The research also reveals that a third of Brits (33 per cent) now say that £10 is the maximum they’d be willing to spend per month on streaming services – up from 26 per cent who cited the same figure in September last year. Over the same timeframe, the number of people prepared to spend over £25 per month has more than halved.
But while 60 per cent of Brits report that they believe streaming services are too expensive, appetite for new TV content remains high with well over half (58 per cent) of Brits signing up to a new streaming service since the Covid-19 lockdown began. As a result, acceptance of ads has grown, with 70 per cent reporting preferring to see more relevant advertising than pay more to watch TV. Additionally, 84 per cent reported being open to adverts if it means they can watch an episode of their favourite show for free, without interruption, afterwards. And nearly half of those surveyed (47 per cent) would altogether prefer to watch streamed content using a free, or cheaper, service supported by ads.
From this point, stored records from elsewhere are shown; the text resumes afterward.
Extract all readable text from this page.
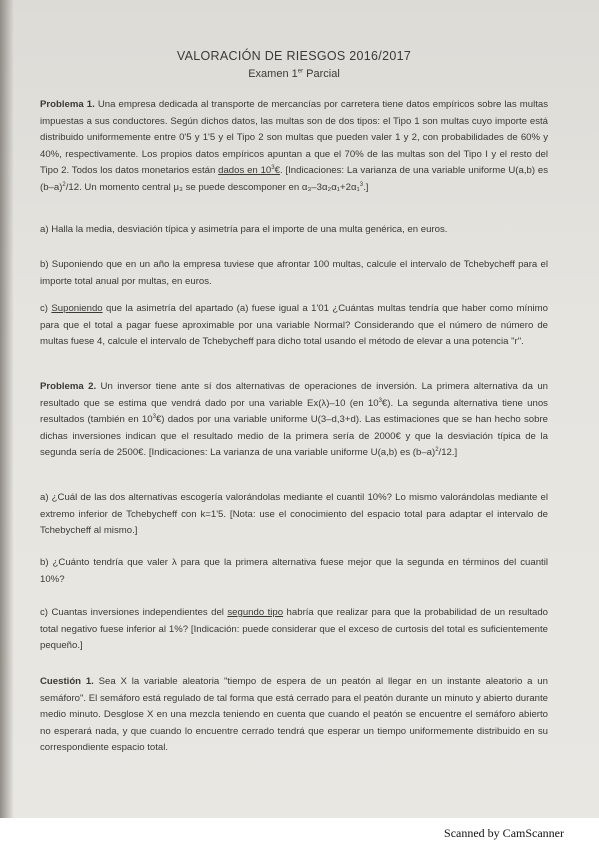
VALORACIÓN DE RIESGOS 2016/2017
Examen 1er Parcial

Problema 1. Una empresa dedicada al transporte de mercancías por carretera tiene datos empíricos sobre las multas impuestas a sus conductores. Según dichos datos, las multas son de dos tipos: el Tipo 1 son multas cuyo importe está distribuido uniformemente entre 0'5 y 1'5 y el Tipo 2 son multas que pueden valer 1 y 2, con probabilidades de 60% y 40%, respectivamente. Los propios datos empíricos apuntan a que el 70% de las multas son del Tipo I y el resto del Tipo 2. Todos los datos monetarios están dados en $10^3€$. [Indicaciones: La varianza de una variable uniforme U(a,b) es $(b-a)^2/12$. Un momento central μ₃ se puede descomponer en α₃–3α₂α₁+2α₁$^3$.]

a) Halla la media, desviación típica y asimetría para el importe de una multa genérica, en euros.

b) Suponiendo que en un año la empresa tuviese que afrontar 100 multas, calcule el intervalo de Tchebycheff para el importe total anual por multas, en euros.

c) Suponiendo que la asimetría del apartado (a) fuese igual a 1'01 ¿Cuántas multas tendría que haber como mínimo para que el total a pagar fuese aproximable por una variable Normal? Considerando que el número de número de multas fuese 4, calcule el intervalo de Tchebycheff para dicho total usando el método de elevar a una potencia "r".

Problema 2. Un inversor tiene ante sí dos alternativas de operaciones de inversión. La primera alternativa da un resultado que se estima que vendrá dado por una variable Ex(λ)–10 (en $10^3€$). La segunda alternativa tiene unos resultados (también en $10^3€$) dados por una variable uniforme U(3–d,3+d). Las estimaciones que se han hecho sobre dichas inversiones indican que el resultado medio de la primera sería de 2000€ y que la desviación típica de la segunda sería de 2500€. [Indicaciones: La varianza de una variable uniforme U(a,b) es $(b-a)^2/12$.]

a) ¿Cuál de las dos alternativas escogería valorándolas mediante el cuantil 10%? Lo mismo valorándolas mediante el extremo inferior de Tchebycheff con k=1'5. [Nota: use el conocimiento del espacio total para adaptar el intervalo de Tchebycheff al mismo.]

b) ¿Cuánto tendría que valer λ para que la primera alternativa fuese mejor que la segunda en términos del cuantil 10%?

c) Cuantas inversiones independientes del segundo tipo habría que realizar para que la probabilidad de un resultado total negativo fuese inferior al 1%? [Indicación: puede considerar que el exceso de curtosis del total es suficientemente pequeño.]

Cuestión 1. Sea X la variable aleatoria "tiempo de espera de un peatón al llegar en un instante aleatorio a un semáforo". El semáforo está regulado de tal forma que está cerrado para el peatón durante un minuto y abierto durante medio minuto. Desglose X en una mezcla teniendo en cuenta que cuando el peatón se encuentre el semáforo abierto no esperará nada, y que cuando lo encuentre cerrado tendrá que esperar un tiempo uniformemente distribuido en su correspondiente espacio total.

Scanned by CamScanner
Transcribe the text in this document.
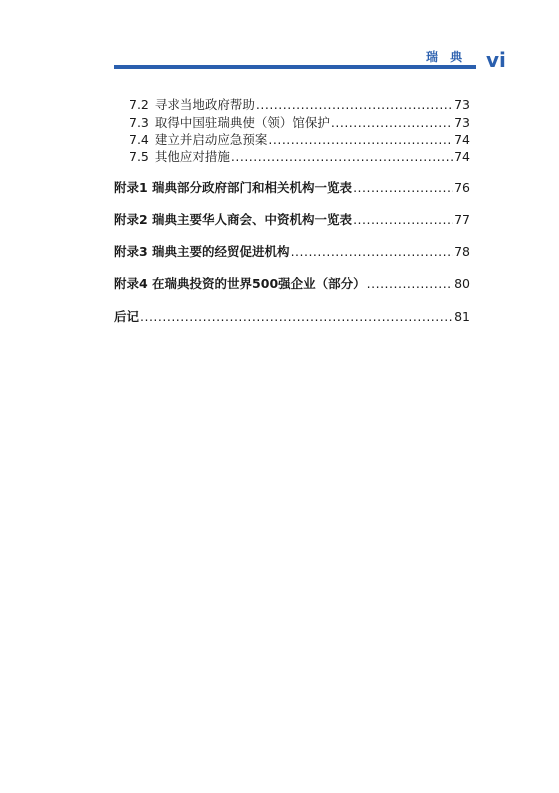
瑞 典 vi
7.2 寻求当地政府帮助 .....	73
7.3 取得中国驻瑞典使（领）馆保护 .....	73
7.4 建立并启动应急预案 .....	74
7.5 其他应对措施 .....	74
附录1 瑞典部分政府部门和相关机构一览表 .....	76
附录2 瑞典主要华人商会、中资机构一览表 .....	77
附录3 瑞典主要的经贸促进机构 .....	78
附录4 在瑞典投资的世界500强企业（部分） .....	80
后记 .....	81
“As Covid-19 has driven the nation into lockdown, Brits have turned to streaming services to fill their new-found free time,” notes Dave Castell, General Manager of Inventory and Partnerships at The Trade Desk. “It’s not surprising – whether it’s heading to outer space with Disney’s Star Wars spin-off or exploring new shores on Pluto TV’s Travel channel, there’s a multitude of great content to provide a welcome distraction from the outside world. But while people want access to a variety of premium content, there’s a limit on how much they’re willing to pay. And with purse strings tightening, it’s time to think about how ad-funded models could benefit consumers, as well as supporting multiple streaming services.”
“This data reveals a clear willingness amongst UK consumers to accept advertising if it means accessing their favourite shows for cheaper prices, or for free, but it’s vital that it’s done right,” he stresses. “Ads must be creative, relevant and appropriately timed to keep consumers content. In doing so, streaming platforms can generate the revenue they need to keep creating the engaging, entertaining TV that Brits clearly crave, without charging the bill back to them.”